So there’s a fair amount of excitement anytime Jordany Valdespin plays for the New York Mets. He’s young, he’s athletic, and he has eight home runs.
And four walks.
So I’ve been fairly bearish on Valdespin, who turns 25 in December, because of the four walks. All season. (Mike Baxter, by contrast, recently had five walks in one game. But I digress.) What I wondered was this: was I simply missing out on the player Valdespin could be (the eight home runs) due to my focus on what he isn’t (the four walks)?
As always, baseball allows us to use history as a guide.
I headed over to Baseball-Reference.com, of course, and plugged in the following:
1. At least 140 plate appearances (Valdespin is at 147)
2. Between first and fifth seasons (to avoid eliminating guys who played sparingly early on)
3. Up to age 26 (Valdespin is 24, but 24 is no clear cutoff point for player development)
Fewest walks since 1901 with those parameters brought up 200 names. Only 46 players have fewer walks in at least that many plate appearances than Valdespin. So he’s in some pretty select company. But many of the players on that list had more plate appearances than Valdespin, almost none had fewer. This wasn’t about discovering if Valdespin’s walk rate was a poor one: we know it is.
Rather, I wanted to know how many useful major leaguers came from a similar early season of power and walks.
In that group of 200, Valdespin ranked 11th in OPS with a .781 mark. Among the ten ahead of him were Richie Sexson, Pablo Sandoval and Lloyd Waner, all of whom have enjoyed useful or better careers. They all also had significantly better batting averages than Valdespin. This isn’t really a luck thing; he’s hitting 11.8% line drives, and in fact, his home run rate is driven by an unsustainable 20 percent of his fly balls leaving the park. About half of his balls in play have been grounders.

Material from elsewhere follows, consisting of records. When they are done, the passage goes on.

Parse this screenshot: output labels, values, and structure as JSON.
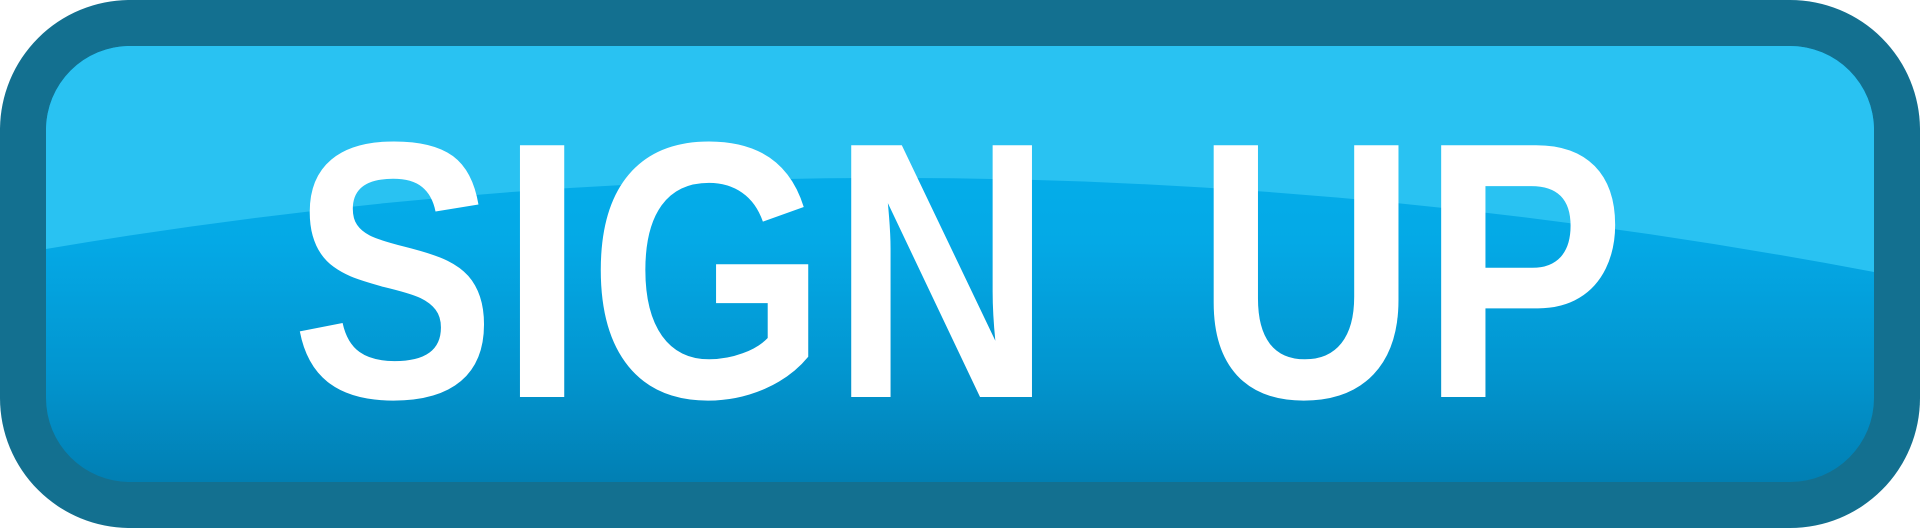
{
  "button": {
    "label": "SIGN UP"
  },
  "colors": {
    "border": "#137090",
    "fill_top": "#05b4f0",
    "fill_bottom": "#017fb3",
    "gloss": "#29c2f2",
    "text": "#ffffff"
  }
}
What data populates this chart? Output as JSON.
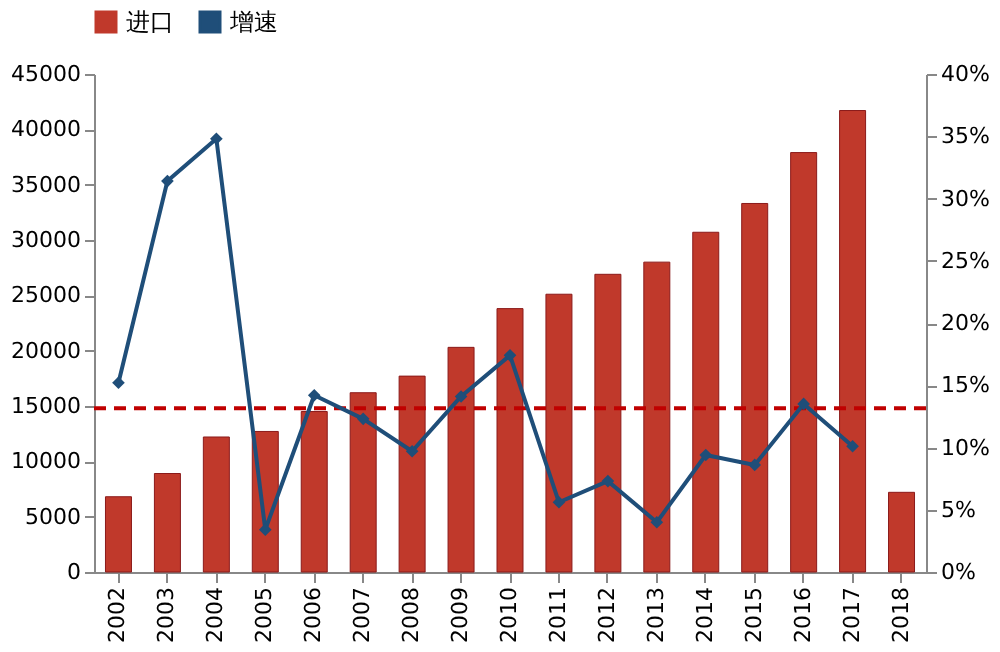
{
  "chart_data": {
    "type": "bar",
    "categories": [
      "2002",
      "2003",
      "2004",
      "2005",
      "2006",
      "2007",
      "2008",
      "2009",
      "2010",
      "2011",
      "2012",
      "2013",
      "2014",
      "2015",
      "2016",
      "2017",
      "2018"
    ],
    "series": [
      {
        "name": "进口",
        "color": "#c0392b",
        "values": [
          6800,
          8900,
          12200,
          12700,
          14500,
          16200,
          17700,
          20300,
          23800,
          25100,
          26900,
          28000,
          30700,
          33300,
          37900,
          41700,
          7200
        ]
      },
      {
        "name": "增速",
        "type": "line",
        "axis": "y2",
        "color": "#1f4e79",
        "marker": "diamond",
        "values": [
          15.2,
          31.4,
          34.8,
          3.4,
          14.2,
          12.3,
          9.7,
          14.1,
          17.4,
          5.6,
          7.3,
          4.0,
          9.4,
          8.6,
          13.5,
          10.1,
          null
        ]
      }
    ],
    "ylim": [
      0,
      45000
    ],
    "yticks": [
      0,
      5000,
      10000,
      15000,
      20000,
      25000,
      30000,
      35000,
      40000,
      45000
    ],
    "y2lim": [
      0,
      40
    ],
    "y2ticks": [
      {
        "value": 0,
        "label": "0%"
      },
      {
        "value": 5,
        "label": "5%"
      },
      {
        "value": 10,
        "label": "10%"
      },
      {
        "value": 15,
        "label": "15%"
      },
      {
        "value": 20,
        "label": "20%"
      },
      {
        "value": 25,
        "label": "25%"
      },
      {
        "value": 30,
        "label": "30%"
      },
      {
        "value": 35,
        "label": "35%"
      },
      {
        "value": 40,
        "label": "40%"
      }
    ],
    "ref_lines": [
      {
        "axis": "y",
        "value": 14800,
        "color": "#c00000",
        "line_style": "dashed"
      }
    ],
    "legend": "top",
    "grid": false
  }
}
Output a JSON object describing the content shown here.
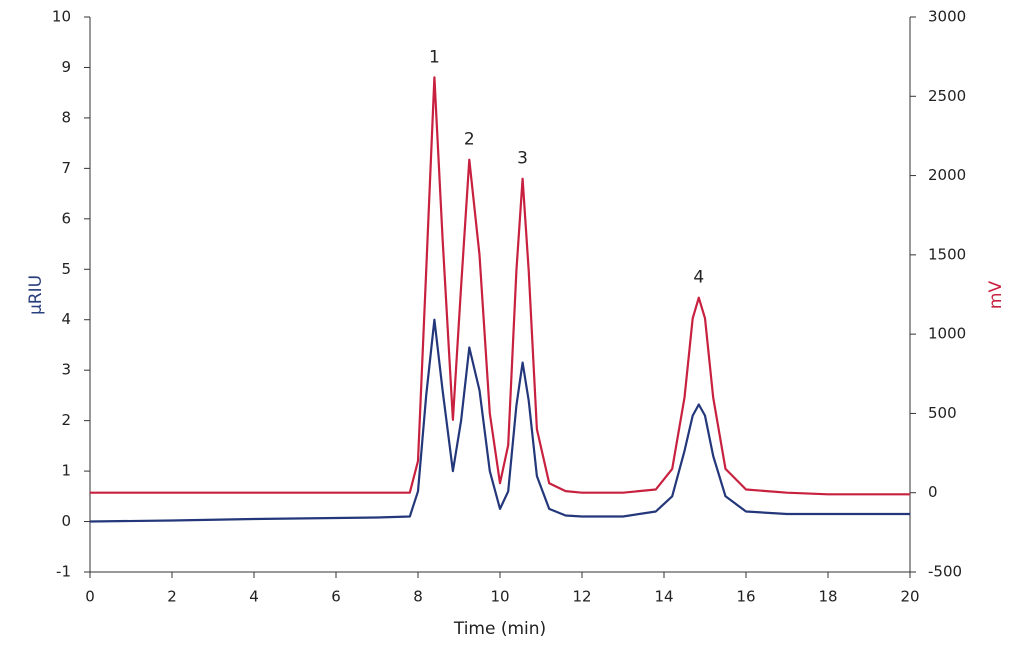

The list of 200 is similarly littered with players who didn’t hit much in the major leagues. Those like Jose Reyes and Alex Rodriguez on the list were all many years younger than Valdespin when posting such a low walk rate, allowing more development time. So were Sexson and Sandoval; Waner was 24, but had already produced three full seasons at exceptional production levels, making him a poor comparison to Valdespin.
Ultimately, Valdespin could figure out how to walk a bit more. He could become a consistent .300 hitter despite a lack of line drives. But among the group he’ss traveling in, statistically, there’s not a lot of reason to hope he’ll become an everyday player.
That’s not to say the Mets shouldn’t be playing him, in case he does. After all, he’s still got a better chance to keep developing than Scott Hairston or Andres Torres.